In 1952 Miró painted three small canvases of equal dimensions, each with an elaborate title, which taken together could have comprised a delightful, cabinet-sized triptych: these are the present work, Chanson du bleu de la lune à la verte robe étincelles jaunes (Dupin, no. 916), and L'oiseau déploie les ailes pour parer de ses plumes les étoiles (Dupin, no. 917). From the time Miró resumed oil painting on canvas near the end of the Second World War, after having executed for nearly five years only works in various media on paper, he liked to vary to an extreme degree the size of his compositions, which ranged from the very smallest formats to grand murals that filled entire walls. His first new paintings in 1944 were little more than a foot tall (35 cm.), and many subsequently were even smaller; indeed, during that year he painted sixteen works in the no. 1 figure and marine formats (the French code for canvas sizes measuring 22 x 16 cm. or 22 x 12 cm.), similar to that used here. Miró appears to have retained a special affection for this compact surface area, returning to it occasionally thereafter into the early 1950s.
The larger canvases lent themselves to fluid, free brushstrokes, employing the full sweep of the arm, such as Miró now liked to practice, having seen first-hand and absorbed the influence of American abstract painting during his first trip to the United States in 1947. On a smaller canvas the artist usually painted in the manner that he carried over from the celebrated Constellations of 1940-1941 (Dupin, nos. 628-650). With some deliberation and a sure, steady hand, Miró first drew thin lines in black paint on a tinted ground, creating a very succinct and precise sign for the subject he had in mind. He thereafter filled in select sections of the drawing with solid, unmodeled colors, creating the brilliant effect of stained glass, which gives these small canvases a facetted, jewel-like quality. This is actually the method that Miró practiced while executing the imagery in his very largest canvases of this period, the murals he painted for the Terrace Plaza Hotel, Cincinnati, in 1947 (Dupin, no. 817; Cincinnati Museum of Art) and for Harvard University, Cambridge, in 1951 (Dupin, no. 893; The Museum of Modern Art, New York). During 1952 Miró made his second trip to the States, to view in situ the Cincinnati and Cambridge murals, and it is possible that the artist may have had some aspect of the murals in mind when he painted the present work and its companions. The conception is the same, and in this regard, the scale is irrelevant--much of the pleasure to be had from Miró's small canvases is that their imagery possesses a monumental and universal aspect, set within an intimately scaled format.

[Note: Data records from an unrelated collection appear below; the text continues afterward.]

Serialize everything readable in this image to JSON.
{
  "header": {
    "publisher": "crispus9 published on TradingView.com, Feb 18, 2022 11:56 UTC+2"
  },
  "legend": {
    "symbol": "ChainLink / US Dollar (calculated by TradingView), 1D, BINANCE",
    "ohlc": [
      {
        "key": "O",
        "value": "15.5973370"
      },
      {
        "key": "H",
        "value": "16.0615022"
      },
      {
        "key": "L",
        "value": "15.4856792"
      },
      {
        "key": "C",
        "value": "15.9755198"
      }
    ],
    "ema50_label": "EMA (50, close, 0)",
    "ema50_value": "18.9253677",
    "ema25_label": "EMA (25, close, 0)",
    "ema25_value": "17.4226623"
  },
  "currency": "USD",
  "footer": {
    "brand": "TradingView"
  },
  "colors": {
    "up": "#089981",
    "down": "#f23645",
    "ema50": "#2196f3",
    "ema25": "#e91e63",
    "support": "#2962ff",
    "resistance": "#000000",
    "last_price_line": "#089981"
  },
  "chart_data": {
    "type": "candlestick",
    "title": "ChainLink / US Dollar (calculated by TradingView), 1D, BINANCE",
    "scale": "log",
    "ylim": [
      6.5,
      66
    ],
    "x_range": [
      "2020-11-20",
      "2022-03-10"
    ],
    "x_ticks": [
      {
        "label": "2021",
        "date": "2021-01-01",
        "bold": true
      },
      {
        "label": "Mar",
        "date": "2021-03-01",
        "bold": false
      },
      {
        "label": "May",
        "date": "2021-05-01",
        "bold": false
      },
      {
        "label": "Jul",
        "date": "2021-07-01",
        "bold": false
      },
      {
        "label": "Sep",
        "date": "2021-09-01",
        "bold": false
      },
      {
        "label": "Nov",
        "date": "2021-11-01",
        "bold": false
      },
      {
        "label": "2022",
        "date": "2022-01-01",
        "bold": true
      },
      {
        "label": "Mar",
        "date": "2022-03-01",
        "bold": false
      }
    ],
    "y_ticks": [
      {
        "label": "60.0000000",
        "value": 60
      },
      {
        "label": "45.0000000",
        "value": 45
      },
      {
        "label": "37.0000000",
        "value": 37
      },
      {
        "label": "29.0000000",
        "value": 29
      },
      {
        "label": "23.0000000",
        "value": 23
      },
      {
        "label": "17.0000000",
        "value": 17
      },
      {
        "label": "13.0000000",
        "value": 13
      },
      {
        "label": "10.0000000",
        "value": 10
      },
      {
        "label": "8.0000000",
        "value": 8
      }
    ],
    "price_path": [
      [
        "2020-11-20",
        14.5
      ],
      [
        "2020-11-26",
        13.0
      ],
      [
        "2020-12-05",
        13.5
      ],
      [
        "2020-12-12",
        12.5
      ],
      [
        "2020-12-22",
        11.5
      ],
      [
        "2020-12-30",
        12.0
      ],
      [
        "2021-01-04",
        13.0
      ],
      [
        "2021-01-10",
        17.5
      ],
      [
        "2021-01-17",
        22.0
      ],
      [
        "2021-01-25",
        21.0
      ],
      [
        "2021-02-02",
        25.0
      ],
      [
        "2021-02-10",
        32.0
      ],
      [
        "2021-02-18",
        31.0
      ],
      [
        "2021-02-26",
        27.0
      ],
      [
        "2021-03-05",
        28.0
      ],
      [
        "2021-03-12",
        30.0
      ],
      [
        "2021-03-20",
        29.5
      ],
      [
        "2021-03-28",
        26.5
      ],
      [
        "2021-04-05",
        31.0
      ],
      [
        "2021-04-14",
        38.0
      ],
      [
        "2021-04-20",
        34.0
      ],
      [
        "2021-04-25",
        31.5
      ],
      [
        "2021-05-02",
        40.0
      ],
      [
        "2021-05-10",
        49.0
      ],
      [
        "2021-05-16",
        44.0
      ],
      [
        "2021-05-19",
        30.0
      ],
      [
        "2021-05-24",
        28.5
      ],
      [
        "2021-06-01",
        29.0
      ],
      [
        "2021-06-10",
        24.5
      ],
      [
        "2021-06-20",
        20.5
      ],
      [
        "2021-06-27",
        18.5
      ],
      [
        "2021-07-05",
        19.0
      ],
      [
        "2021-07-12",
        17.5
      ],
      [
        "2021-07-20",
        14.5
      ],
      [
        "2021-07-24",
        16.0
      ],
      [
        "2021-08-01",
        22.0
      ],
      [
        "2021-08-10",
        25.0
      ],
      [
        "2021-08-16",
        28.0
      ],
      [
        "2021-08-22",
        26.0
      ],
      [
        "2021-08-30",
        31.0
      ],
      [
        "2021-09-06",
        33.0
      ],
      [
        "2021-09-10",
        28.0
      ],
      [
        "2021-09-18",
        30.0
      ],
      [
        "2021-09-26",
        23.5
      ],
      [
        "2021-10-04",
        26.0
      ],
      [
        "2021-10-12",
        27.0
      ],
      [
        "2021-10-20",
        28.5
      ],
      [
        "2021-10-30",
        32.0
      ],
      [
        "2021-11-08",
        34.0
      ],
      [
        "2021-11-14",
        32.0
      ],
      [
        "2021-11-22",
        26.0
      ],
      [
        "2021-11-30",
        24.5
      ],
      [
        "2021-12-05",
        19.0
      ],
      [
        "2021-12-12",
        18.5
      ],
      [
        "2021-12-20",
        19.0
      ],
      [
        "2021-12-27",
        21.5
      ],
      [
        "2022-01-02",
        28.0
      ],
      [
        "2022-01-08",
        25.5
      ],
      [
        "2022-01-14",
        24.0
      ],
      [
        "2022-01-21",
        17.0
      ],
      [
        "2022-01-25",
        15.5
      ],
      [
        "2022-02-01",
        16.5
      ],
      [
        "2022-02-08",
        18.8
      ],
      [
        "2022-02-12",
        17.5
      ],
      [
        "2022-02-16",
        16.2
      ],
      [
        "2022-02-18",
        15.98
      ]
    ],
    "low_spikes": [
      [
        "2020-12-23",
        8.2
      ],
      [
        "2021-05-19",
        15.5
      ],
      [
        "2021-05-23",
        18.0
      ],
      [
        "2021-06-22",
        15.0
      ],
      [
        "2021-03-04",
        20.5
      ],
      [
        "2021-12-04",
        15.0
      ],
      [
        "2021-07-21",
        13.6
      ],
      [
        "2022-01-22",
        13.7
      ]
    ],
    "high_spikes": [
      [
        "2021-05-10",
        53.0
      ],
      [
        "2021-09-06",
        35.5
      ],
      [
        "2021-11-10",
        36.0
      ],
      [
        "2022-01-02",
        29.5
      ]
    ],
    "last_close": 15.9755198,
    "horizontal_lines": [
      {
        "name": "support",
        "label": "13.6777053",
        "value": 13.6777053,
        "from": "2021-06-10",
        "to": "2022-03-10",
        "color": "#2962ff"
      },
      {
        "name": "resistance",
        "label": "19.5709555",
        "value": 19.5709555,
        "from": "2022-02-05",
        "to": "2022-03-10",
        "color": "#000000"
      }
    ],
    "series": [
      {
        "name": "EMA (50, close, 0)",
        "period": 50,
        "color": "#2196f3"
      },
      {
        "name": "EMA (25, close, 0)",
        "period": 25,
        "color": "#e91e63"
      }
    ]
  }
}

The present painting and the other two related works share a similar compositional configuration: an airborne form near the top of the canvas hovers over a figure in the lower part. The flying form here and in Dupin, no. 917 is a bird on extended wings, "spreading its fine plumage" or "spreading its wings to adorn the stars with its feathers." The aerial object in Dupin, no. 916 is a blue crescent moon. The asterisk-like signs in these pictures are the artist's symbol for a star, thus completing Miró's signature allegorical triumvirate of a oiseau, personnage et étoile, which represent the earthly and cosmic spheres of being, with the bird serving as prophet and intermediary, bringing messages to humankind from the great beyond.